這家植入體醫院是僱兵和幫派的寶貝,公司也默許其經營,各方勢力在這裡的利益盤根錯節。

如果血蝠幫想在這裡動手,那以後血蝠幫就不要想著在這裡獲得醫療服務了,同時還會招致多方聯合反擊,得不償失。

血蝠幫不可能為了蝰蛇的私仇而製造這種級別的衝突,它們是講義氣,可義氣完全是為了利益。

賭場集團在沛城還未站住腳跟,小偷也沒找到,現在更不想惹是生非。

沛城行動的負責人泰斯也明確警告蝰蛇,讓他把精力放在找到小偷、贓物這件事上,集團不是可以被他利用和指揮的手下。

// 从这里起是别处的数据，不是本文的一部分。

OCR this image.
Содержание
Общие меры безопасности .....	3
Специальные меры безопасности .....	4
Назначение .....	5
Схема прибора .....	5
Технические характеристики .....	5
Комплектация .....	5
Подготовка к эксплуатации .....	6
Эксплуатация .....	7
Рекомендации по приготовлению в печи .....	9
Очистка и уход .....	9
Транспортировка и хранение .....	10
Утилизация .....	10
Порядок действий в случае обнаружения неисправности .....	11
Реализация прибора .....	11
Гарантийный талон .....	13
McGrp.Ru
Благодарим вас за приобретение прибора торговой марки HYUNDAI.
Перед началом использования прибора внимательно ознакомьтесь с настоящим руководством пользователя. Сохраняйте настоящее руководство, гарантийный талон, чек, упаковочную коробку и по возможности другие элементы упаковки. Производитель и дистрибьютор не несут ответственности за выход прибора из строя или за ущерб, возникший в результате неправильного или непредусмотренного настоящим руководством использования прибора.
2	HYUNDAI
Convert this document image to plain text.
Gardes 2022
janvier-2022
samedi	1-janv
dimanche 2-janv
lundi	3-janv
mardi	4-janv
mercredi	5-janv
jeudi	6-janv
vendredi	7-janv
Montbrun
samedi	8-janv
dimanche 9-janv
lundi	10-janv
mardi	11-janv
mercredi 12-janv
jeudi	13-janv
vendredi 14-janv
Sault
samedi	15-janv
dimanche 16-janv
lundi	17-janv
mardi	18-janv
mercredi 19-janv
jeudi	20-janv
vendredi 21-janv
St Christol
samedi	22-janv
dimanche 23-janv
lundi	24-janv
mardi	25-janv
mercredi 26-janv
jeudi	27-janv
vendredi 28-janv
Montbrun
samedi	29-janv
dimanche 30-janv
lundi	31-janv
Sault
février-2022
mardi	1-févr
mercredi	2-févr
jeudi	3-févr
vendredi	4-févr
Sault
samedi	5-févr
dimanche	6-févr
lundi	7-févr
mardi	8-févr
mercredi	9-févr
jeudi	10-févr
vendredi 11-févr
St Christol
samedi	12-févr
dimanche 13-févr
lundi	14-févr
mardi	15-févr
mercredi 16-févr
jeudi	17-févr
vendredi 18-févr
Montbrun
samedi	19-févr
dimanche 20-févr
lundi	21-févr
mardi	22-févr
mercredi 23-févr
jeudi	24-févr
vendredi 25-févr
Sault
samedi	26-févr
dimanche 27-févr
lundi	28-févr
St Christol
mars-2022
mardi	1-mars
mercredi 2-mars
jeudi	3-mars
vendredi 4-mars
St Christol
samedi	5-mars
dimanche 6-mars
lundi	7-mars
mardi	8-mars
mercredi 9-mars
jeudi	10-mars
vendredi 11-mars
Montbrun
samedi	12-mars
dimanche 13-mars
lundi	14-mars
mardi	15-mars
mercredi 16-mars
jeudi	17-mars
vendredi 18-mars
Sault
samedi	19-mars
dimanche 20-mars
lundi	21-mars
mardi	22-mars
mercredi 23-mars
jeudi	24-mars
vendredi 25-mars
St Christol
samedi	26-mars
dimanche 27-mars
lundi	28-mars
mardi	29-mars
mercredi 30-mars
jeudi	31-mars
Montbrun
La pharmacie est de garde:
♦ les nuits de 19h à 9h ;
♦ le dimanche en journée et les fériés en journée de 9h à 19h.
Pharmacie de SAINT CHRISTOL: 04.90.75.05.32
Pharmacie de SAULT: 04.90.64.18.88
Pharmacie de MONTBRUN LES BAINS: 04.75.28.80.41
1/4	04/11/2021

這種置身之外的做法非常聰明,但每一個聰明的打工人都害怕笨蛋上司,而這一點往往會被人利用。

蝰蛇便利用了這一點,繞過泰斯,向賭場集團的更高層出售情報。

他誣陷莊續騰和戈工道突然有錢購買植入體,這種反常的行為很可能與列車失竊案有關。

他一邊編造、一邊生搬硬套,將大量似是而非的證據交給賭場集團。

這些證據沒有一個可以證明戈工道就是參與寶庫列車失竊案的人,只是為了將他塑造成“很像是相關人員”的狀態。

“泰斯壓著不調查這件事,可能會錯過最後追回贓物的時機.”

最近賭場集團的確承受了很大壓力,大量訊息——猜猜這些訊息都是誰造出來的——表明,維繫賭場集團業務鏈條的信任正在慢慢崩塌,現金流也有了不穩定的徵兆,這兩者的結合使致命的。

賭場集團變得急需做出一些成績來證明自己,於是他們傾向於行動而不是防守,傾向於快點得到結果而不是慢慢調查真相。

泰斯立刻感受到了來自上級的壓力,明示暗示他要多向“積極調查”的蝰蛇學習,言裡言外讓他儘快得到結果。

與此同時,蝰蛇也開始了他的行動。

透過血蝠幫的渠道,他個人出錢,讓一批小幫派的成員去做美容或者裝甲類的植入體手術,短時間內讓醫院裡住上很多面目猙獰的傢伙。

他一邊在向醫院施壓,一邊給醫院提供解決問題的思路。

在他的鼓動下,醫院傾向於讓戈工道和莊續騰提前出院,他們給出的理由也非常充分:當前及下一階段醫院的環境很顯然不適合僱兵在此調養。

目前唯一的問題就是兩個人是否適合出院,這件事的關鍵還在間黑醫生身上。

“奈客恢復得很好,完全可以出院,但是這個戈工道……”間黑醫生也有自己的上級,而真正能讓他服從安排的其實只有院長一人,他也只需要向院長負責就行。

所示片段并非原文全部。